This elegant hotel is a 6-minute walk from Museo Metro Station, a 7-minute walk from Naples National Archaeological Museum (MANN) and a 15-minute walk from Naples Cathedral.
The rooms furnished in traditional style, with high ceilings, are equipped with WiFi, TV, desk, sitting area, hairdryer, safe and minibar.
Some rooms have a garden view.
Breakfast is available.
The structure includes a lounge area with a frescoed ceiling and a garden defined by our guests as "unique", "magical", "relaxing", "fantastic", "wonderful".
Ospedale delle bambole
It feels like being a child again when you cross the threshold of the Doll Hospital. It was 1899 when Luigino, set designer of the Teatro San Carlo in Naples, began to "treat" and repair rag dolls in the old shop in Via San Biagio dei Librai, 81. Today his son and great-granddaughter Tiziana continue this extraordinary tradition, repairing dolls of all sorts that enthusiasts and collectors bring here from all over the world. Not only are heads repaired, eyes and hair restored, but custom-made clothes are also sewn together in the style of the patient, to give him back to the owner more beautiful than ever, as he once was. (Via san Biagio dei Librai, 81 - Tel. 081 203067)
Farmacia degli incurabili
Reopened to the public in 2012 after a long restoration, this historic pharmacy was inaugurated in the 1700s next to the Ospedale degli Incurabili, which arose due to the plague epidemic that infested the city in the 1500s. The pharmacy, made up of a boardroom and a laboratory, today it is visible again just as it was then, with the splendid walnut briar furnishings, the polychrome flasks and vases in original ceramic, the cabinets sculpted by the cabinetmaker Agostino Fucito. On the ceiling, the large painting by Pietro Bardellino entitled Macaone healing a wounded warrior. Attached to the pharmacy, also a museum dedicated to the history of medicine in Naples. (Next to the Incurable Hospital - Via Longo M., 50)

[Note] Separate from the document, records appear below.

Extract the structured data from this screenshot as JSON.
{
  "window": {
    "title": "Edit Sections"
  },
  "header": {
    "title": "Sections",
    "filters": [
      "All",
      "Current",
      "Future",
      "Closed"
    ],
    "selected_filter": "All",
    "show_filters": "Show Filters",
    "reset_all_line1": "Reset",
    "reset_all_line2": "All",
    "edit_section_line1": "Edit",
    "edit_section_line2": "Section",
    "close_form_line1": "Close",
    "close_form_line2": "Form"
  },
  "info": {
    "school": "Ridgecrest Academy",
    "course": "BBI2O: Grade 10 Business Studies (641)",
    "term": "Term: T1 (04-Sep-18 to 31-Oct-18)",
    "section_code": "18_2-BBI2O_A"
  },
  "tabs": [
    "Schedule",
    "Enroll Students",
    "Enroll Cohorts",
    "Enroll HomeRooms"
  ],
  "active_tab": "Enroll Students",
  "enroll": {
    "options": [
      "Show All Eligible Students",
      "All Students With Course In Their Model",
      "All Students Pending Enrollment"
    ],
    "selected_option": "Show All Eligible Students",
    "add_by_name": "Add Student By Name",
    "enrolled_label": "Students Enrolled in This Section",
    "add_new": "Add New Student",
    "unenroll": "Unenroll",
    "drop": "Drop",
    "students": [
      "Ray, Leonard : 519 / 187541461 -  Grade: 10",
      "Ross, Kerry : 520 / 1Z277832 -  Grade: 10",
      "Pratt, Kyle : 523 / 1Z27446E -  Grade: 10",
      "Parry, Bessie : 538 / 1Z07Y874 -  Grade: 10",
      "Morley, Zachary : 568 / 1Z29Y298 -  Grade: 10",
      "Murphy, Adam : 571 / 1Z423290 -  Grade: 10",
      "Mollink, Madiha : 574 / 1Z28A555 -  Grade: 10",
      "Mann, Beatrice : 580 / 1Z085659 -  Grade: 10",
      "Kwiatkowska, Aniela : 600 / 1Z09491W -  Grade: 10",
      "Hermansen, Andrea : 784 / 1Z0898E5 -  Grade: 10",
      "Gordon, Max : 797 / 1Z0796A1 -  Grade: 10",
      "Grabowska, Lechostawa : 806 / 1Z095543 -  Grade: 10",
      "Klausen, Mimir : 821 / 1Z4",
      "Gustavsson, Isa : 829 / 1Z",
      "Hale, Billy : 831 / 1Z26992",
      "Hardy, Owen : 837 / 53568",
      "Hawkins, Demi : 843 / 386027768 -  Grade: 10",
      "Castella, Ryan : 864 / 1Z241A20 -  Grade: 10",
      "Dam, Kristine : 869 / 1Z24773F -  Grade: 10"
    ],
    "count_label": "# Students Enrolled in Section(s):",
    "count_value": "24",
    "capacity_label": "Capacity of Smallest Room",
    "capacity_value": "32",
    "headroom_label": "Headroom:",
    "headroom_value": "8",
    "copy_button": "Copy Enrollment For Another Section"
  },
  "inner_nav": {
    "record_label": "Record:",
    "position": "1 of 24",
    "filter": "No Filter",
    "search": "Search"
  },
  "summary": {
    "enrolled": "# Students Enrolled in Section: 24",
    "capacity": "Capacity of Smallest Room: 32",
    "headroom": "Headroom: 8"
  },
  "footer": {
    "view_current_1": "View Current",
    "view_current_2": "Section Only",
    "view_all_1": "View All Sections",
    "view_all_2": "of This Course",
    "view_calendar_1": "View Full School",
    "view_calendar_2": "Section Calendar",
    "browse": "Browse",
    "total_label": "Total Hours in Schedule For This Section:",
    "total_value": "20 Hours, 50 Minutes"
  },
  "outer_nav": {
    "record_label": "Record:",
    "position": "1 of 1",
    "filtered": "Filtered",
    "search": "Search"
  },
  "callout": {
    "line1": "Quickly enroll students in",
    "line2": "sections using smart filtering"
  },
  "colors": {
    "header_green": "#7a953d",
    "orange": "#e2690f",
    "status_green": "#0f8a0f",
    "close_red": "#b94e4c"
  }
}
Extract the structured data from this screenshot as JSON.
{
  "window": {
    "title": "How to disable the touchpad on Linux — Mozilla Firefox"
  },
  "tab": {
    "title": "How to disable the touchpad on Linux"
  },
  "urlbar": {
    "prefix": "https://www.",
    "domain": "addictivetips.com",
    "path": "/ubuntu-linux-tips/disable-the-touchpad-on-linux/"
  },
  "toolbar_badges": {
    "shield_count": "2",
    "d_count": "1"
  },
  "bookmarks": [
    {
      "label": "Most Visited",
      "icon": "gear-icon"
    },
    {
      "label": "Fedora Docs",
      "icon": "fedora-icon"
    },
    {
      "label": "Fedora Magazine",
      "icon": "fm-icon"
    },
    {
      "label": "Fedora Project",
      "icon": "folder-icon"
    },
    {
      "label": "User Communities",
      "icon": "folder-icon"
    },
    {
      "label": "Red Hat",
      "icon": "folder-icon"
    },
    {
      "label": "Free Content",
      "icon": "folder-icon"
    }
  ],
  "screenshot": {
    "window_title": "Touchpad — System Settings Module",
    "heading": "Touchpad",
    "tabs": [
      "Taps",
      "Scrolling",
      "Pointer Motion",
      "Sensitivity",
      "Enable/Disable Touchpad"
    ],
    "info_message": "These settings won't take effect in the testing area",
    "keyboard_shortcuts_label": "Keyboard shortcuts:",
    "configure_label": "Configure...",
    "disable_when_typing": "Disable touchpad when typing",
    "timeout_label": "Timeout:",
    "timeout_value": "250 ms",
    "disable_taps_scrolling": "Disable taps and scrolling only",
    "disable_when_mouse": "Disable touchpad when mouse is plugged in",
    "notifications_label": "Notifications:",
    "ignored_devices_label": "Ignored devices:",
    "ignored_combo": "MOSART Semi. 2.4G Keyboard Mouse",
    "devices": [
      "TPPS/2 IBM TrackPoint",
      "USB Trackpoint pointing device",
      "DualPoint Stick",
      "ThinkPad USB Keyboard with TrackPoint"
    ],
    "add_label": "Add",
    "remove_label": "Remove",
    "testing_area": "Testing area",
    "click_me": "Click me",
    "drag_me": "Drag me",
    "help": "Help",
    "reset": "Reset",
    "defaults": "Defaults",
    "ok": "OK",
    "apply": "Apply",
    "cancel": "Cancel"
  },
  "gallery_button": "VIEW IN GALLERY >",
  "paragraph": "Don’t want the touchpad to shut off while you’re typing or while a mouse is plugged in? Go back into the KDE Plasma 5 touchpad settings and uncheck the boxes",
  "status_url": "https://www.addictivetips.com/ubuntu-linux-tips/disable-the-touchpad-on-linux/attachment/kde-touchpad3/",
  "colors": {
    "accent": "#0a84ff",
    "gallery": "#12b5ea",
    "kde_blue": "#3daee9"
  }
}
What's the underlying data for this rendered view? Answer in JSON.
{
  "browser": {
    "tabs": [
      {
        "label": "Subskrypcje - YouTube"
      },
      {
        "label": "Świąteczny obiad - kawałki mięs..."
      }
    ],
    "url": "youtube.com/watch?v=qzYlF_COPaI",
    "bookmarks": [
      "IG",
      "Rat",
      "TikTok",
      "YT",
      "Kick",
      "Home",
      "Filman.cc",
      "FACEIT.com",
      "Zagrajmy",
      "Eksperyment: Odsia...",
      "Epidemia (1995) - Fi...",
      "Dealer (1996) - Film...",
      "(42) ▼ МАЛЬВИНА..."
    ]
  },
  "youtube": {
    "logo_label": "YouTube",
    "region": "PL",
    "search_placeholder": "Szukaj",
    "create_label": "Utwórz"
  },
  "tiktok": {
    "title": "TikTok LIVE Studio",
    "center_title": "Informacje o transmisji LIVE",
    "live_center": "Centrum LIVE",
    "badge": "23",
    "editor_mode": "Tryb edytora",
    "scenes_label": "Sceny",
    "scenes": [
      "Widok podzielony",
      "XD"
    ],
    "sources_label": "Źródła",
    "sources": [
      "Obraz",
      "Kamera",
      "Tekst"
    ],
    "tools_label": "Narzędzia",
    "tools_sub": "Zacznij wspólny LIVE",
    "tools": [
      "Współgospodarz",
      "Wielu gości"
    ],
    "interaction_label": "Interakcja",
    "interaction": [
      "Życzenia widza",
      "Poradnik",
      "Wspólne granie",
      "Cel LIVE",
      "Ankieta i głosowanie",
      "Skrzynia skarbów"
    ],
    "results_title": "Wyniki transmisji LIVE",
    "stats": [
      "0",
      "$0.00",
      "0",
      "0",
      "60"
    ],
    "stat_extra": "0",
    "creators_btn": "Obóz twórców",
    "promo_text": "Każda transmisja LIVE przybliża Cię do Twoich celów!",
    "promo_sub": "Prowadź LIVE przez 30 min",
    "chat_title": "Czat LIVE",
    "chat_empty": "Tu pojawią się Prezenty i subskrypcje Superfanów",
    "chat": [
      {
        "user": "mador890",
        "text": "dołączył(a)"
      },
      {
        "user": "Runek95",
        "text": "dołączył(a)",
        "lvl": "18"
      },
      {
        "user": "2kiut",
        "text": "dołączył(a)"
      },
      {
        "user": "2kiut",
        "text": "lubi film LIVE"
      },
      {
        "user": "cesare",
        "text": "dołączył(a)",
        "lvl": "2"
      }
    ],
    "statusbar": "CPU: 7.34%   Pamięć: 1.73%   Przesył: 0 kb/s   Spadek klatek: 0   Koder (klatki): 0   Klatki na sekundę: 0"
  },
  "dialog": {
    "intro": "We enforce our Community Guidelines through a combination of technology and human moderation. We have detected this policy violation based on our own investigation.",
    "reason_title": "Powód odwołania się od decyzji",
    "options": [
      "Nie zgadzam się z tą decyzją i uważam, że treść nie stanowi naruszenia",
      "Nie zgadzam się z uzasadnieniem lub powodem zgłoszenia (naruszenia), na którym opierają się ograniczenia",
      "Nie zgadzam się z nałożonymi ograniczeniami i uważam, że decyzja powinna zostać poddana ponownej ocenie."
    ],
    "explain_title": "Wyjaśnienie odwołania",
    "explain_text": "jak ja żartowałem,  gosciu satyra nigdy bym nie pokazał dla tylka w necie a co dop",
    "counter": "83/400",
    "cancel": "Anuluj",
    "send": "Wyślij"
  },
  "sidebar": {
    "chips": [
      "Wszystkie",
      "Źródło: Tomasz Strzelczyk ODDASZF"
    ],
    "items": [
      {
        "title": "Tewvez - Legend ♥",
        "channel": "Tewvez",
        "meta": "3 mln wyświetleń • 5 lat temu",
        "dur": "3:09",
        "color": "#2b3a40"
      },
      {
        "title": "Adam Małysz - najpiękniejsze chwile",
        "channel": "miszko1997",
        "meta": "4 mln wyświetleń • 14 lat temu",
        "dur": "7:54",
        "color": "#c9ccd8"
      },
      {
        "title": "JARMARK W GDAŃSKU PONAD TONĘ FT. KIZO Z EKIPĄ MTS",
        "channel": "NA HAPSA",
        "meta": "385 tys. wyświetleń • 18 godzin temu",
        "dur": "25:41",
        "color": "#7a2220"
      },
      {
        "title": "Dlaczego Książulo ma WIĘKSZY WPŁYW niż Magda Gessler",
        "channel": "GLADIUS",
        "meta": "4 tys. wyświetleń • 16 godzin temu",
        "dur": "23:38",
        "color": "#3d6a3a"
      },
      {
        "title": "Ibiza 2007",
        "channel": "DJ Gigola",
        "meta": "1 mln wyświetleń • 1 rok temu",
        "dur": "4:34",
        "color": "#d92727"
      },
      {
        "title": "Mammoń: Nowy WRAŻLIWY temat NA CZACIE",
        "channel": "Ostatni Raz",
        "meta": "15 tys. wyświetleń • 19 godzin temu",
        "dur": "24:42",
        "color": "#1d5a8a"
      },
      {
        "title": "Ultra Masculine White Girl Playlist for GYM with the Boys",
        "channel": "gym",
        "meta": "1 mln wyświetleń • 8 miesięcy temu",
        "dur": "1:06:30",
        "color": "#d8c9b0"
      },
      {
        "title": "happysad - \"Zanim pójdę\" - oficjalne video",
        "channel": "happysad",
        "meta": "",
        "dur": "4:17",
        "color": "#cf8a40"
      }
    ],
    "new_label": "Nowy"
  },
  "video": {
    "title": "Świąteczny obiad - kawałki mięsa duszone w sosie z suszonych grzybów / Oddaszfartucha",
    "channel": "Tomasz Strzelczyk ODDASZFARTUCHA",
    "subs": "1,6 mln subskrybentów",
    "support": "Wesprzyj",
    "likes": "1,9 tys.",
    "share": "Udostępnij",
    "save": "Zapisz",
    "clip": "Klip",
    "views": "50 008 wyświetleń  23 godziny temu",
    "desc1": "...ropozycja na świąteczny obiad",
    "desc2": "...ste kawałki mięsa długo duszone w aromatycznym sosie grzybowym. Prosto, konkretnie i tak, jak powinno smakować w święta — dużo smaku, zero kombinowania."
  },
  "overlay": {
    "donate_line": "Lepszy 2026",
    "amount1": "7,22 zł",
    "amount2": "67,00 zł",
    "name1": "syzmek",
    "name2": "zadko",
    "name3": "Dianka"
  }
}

Museo del tesoro di San Gennaro
Seven centuries of donations have made the Museum of the Treasure of San Gennaro one of the richest and most particular collections in the world. Precious objects, ancient documents, silver, jewels and paintings were given as gifts by illustrious men, popes and sovereigns out of devotion to the Saint, forming a huge collection now on public display. Among the objects on display, the famous reliquary for the blood of the Saint which was donated by Charles of Anjou. A journey through the history of Naples accompanied by songs and sound itineraries that make the experience truly evocative. (Via Duomo, 149 – Tel. 081 294980)
Teatro romano di Neapolis
Imagine digging in your cellar and finding nothing less than the remains of an ancient Roman theater. This is what happened to a lady from Naples who, wanting to expand the cellar, opened a passage in a Theater (called Di Neapolis or Dell'Anticaglia) located on one of the city's Decumani and dating back to the 1st century BC. A little further on, an old craftsman discovered that the trapdoor he was hiding under the bed to keep the wine chilled was the only access to the cavea, the corridor under the stage for the actors who had to change. The theatre, surrounded by houses, has now been recovered and opened to the public. (Via Anticaglia)
Cimitero delle Fontanelle
Imagine digging in your cellar and finding nothing less than the remains of an ancient Roman theater. This is what happened to a lady from Naples, who, wanting to expand the cellar, opened a passage in a Theater (called Di Neapolis or Dell'Anticaglia) located on one of the city's Decumani and dating back to the 1st century BC. A little further on, an old craftsman discovered that the trapdoor he was hiding under the bed to keep the wine cool was the only access to the cavea, the corridor under the stage for the actors who had to change. The theatre, surrounded by houses, has now been recovered and opened to the public. (Via Anticaglia)
Purgatorio ad Arco
Linked to the Fontanelle Cemetery is the Museum Complex of Santa Maria delle Anime del Purgatorio in Arco, an absolutely unique reality in the world, entirely dedicated to souls lost in Purgatory in search of relief from the pains of the afterlife. In fact, Purgatorio ad Arco is also called the "Church of the heads of the dead". A place rich in Baroque art but also in legends, such as those linked to the "sweating skull of Donna Concetta", a skull which, unlike all the others, is never covered in dust, but always appears shiny and clean, cause, it is said, of the sweat that covers the soul in Purgatory. (Via Tribunali, 39)
An important restoration is underway by the talented operators of IMC Restauro led by Mariapaola Castellano and Adriana Ciardiello. At the moment they have made the stitching of the gashes and adding scraps of new canvas with the same thickness and texture characteristics of the original to then proceed with a pictorial restoration and reconstruction of the missing areas. The large infiltrations that have damaged the canvas and its decorative parameters will be treated and camouflaged by means of pictorial retouches while the decorations that are missing will be reconstructed to "full effect" so as to restore uniqueness to the entire ceiling.